Il contratto d’inserimento
alle ultime battute. Infatti viene definitivamente
abrogato a partire dal 1° gennaio 2013. Non che in precedenza si fosse
registrato un notevole appeal, anche
in considerazione delle incertezze di applicazione e in ordine alla
eterogeneità delle categorie e degli ambiti territoriali o socio-economici dei
soggetti a cui era rivolto, nonché allo stato di attuazione delle singole
disposizioni. Comunque, proprio perché l’abrogazione decorre dall’inizio del
prossimo anno occorrerà tener presente che le situazioni già in essere avranno
validità fino alla scadenza e che fino a 31 dicembre di quest’anno sarà
possibile stipulare questo tipo di contratto, per il quale si ricordano le categorie
a cui è/era destinato, ossia giovani di età compresa tra i diciotto ed i
ventinove anni, disoccupati di lunga durata da ventinove fino a trentadue anni,
lavoratori che riprendano un’attività dopo un intervallo lavorativo di almeno
due anni, donne residenti in aree geografiche svantaggiate dal confronto tra il
tasso di occupazione femminile e quello maschile ed infine persone affette da
grave handicap. Categorie, come si vede, abbastanza eterogenee, di cui alcune
già destinatarie di percorsi paralleli agevolati, come per il caso dei giovani
e dell’apprendistato, altre invece per le quali sarà opportuno pensare a nuovi
percorsi che non presentino le difficoltà che finora si sono riscontrate.
Silla Cellino
[1] Si
tenga presente che anche per questi casi contemplati dal comma 1-bis e per
rapporti di durata minima di dodici giorni, come per ogni altro caso,
condizione essenziale per la validità dell’apposizione del termine resta l’esistenza di un atto scritto, da
consegnarsi al lavoratore entro cinque giorni lavorativi dall’inizio della
prestazione, anche se non è più previsto che debbano essere specificate le
ragioni di carattere tecnico, produttivo, organizzativo o sostitutivo che
giustificavano l’apposizione del termine.

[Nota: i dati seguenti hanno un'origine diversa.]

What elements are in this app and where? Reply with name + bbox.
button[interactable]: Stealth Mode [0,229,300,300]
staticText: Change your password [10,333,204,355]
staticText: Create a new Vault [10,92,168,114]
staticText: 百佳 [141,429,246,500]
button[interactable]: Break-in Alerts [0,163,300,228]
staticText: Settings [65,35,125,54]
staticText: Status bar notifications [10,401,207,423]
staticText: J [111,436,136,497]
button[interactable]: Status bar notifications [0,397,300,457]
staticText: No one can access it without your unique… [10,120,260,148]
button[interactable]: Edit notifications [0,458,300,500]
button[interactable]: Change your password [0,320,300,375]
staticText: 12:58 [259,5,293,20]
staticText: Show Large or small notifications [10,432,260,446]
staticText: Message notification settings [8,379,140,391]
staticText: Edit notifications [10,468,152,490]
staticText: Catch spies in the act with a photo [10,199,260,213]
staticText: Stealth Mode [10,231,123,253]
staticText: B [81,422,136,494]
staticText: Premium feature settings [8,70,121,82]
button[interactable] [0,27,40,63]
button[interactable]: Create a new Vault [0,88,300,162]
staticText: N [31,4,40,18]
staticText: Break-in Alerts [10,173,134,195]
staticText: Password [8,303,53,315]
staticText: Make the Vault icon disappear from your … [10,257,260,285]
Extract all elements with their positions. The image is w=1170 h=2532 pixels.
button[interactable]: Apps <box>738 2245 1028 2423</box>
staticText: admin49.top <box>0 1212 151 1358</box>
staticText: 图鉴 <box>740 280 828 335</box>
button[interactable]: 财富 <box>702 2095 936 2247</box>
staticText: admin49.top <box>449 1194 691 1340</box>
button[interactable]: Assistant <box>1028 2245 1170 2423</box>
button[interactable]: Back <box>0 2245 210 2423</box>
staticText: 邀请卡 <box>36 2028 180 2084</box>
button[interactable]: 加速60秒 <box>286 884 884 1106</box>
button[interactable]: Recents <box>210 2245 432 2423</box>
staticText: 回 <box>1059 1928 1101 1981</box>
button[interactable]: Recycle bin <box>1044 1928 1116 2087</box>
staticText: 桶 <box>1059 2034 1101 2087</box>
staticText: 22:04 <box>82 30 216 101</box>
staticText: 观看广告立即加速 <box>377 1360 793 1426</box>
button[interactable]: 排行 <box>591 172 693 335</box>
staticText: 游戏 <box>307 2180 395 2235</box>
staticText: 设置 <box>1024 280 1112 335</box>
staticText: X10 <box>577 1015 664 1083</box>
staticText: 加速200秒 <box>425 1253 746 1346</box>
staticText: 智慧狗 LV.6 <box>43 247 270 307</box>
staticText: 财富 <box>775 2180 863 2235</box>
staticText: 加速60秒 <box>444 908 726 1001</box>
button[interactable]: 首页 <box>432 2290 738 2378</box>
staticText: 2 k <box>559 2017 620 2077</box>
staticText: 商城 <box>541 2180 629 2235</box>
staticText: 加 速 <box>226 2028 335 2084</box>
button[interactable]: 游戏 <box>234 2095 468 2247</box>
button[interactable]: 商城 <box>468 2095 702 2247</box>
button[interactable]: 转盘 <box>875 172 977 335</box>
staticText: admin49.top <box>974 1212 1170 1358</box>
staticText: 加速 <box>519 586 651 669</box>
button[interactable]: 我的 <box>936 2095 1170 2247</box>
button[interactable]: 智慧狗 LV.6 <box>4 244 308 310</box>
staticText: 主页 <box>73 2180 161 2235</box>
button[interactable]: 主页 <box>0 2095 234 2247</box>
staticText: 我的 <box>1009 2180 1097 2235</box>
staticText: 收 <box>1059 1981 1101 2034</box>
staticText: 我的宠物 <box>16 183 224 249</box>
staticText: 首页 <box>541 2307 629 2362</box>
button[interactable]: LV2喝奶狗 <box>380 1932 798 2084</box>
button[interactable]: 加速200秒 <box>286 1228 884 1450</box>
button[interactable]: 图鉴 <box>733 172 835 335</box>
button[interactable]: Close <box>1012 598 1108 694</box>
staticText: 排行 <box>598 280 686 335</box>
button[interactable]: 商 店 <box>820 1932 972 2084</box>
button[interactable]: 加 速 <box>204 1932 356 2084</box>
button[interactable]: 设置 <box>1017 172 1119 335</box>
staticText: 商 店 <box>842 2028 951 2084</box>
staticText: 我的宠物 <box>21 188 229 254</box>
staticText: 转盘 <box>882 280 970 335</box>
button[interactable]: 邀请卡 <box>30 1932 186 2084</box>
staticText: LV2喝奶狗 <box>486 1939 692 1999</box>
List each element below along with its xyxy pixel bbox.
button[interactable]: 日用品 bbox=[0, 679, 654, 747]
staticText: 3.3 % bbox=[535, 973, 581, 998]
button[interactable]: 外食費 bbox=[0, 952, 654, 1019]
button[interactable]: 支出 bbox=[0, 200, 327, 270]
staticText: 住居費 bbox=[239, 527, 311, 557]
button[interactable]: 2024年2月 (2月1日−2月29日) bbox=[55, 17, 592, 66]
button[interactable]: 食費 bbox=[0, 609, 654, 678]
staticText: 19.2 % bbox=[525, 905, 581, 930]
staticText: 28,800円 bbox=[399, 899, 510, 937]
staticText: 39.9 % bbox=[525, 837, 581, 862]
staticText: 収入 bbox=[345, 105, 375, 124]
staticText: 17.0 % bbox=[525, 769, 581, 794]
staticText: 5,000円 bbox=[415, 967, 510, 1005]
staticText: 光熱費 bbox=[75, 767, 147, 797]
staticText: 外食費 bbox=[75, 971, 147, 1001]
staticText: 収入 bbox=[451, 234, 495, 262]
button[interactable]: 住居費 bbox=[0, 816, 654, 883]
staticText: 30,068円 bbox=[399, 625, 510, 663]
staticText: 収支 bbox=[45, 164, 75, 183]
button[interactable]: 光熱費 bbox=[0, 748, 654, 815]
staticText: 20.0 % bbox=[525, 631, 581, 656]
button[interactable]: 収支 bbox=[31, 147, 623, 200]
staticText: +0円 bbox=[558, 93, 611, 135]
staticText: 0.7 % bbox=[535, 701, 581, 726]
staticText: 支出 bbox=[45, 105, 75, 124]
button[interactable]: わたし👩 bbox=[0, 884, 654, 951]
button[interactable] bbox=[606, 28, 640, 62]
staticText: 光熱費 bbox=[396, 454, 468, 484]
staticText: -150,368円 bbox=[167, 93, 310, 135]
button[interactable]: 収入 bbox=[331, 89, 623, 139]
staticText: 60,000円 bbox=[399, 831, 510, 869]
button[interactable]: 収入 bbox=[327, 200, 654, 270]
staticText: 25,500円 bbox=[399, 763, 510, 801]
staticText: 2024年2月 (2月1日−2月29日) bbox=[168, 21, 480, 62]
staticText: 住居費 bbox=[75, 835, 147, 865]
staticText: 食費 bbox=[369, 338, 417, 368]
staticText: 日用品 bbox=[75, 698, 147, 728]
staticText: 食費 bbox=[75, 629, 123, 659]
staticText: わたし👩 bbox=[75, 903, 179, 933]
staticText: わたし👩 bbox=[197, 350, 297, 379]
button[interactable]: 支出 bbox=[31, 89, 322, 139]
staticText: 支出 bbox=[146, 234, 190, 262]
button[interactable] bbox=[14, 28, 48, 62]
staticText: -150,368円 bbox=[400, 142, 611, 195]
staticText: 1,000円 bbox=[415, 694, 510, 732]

[2] Salvo la possibilità di deroga di
cui al comma 4-bis già preesistente, se si è in presenza di diverse
disposizioni di contratti collettivi stipulati a livello nazionale,
territoriale o aziendale con le organizzazioni sindacali comparativamente più
rappresentative sul piano nazionale.
[3] Si tratta di una fattispecie
diversa dalla proroga. Quest’ultima, disciplinata dall’art. 4 del
d.lgs.368/2001, consente al datore di lavoro, col consenso del lavoratore, di
prorogare la durata del contratto – e di poterlo fare una sola volta - con gli
stessi effetti del lavoro a tempo determinato, fino ad un limite complessivo di
tre anni, a condizione che sia richiesta da ragioni oggettive e si riferisca
alla stessa attività lavorativa per la quale il contratto è stato stipulato a
tempo determinato. L’art. 2-bis della novella esclude che la nuova forma di
contratto a tempo determinato possa essere oggetto di proroga, ivi compresi i
contratti derivanti dagli accordi sindacali di cui al secondo periodo del comma
1-bis.
[4]
In precedenza il limite era di 45 anni, con la condizione che fossero espulsi
dal ciclo produttivo o che fossero iscritti alle liste di mobilità o di
collocamento.
[5]
In precedenza il limite era di 25 anni. Vale la pena di precisare che si fa
riferimento ad un’età minore di 24 anni e che le prestazioni contrattuali
devono essere svolte entro il compimento del venticinquesimo anno di età. Viene
in tal modo aggirata una precedente impostazione, secondo la quale parlare di
limite [e non di età inferiore come in questo caso] di 24 anni avrebbe
comportato la possibilità di assunzione fino al giorno antecedente il
compimento del venticinquesimo anno, ossia di 24 anni e 364 giorni. Cfr.
interpello al Ministero del Lavoro 34 marzo 2006.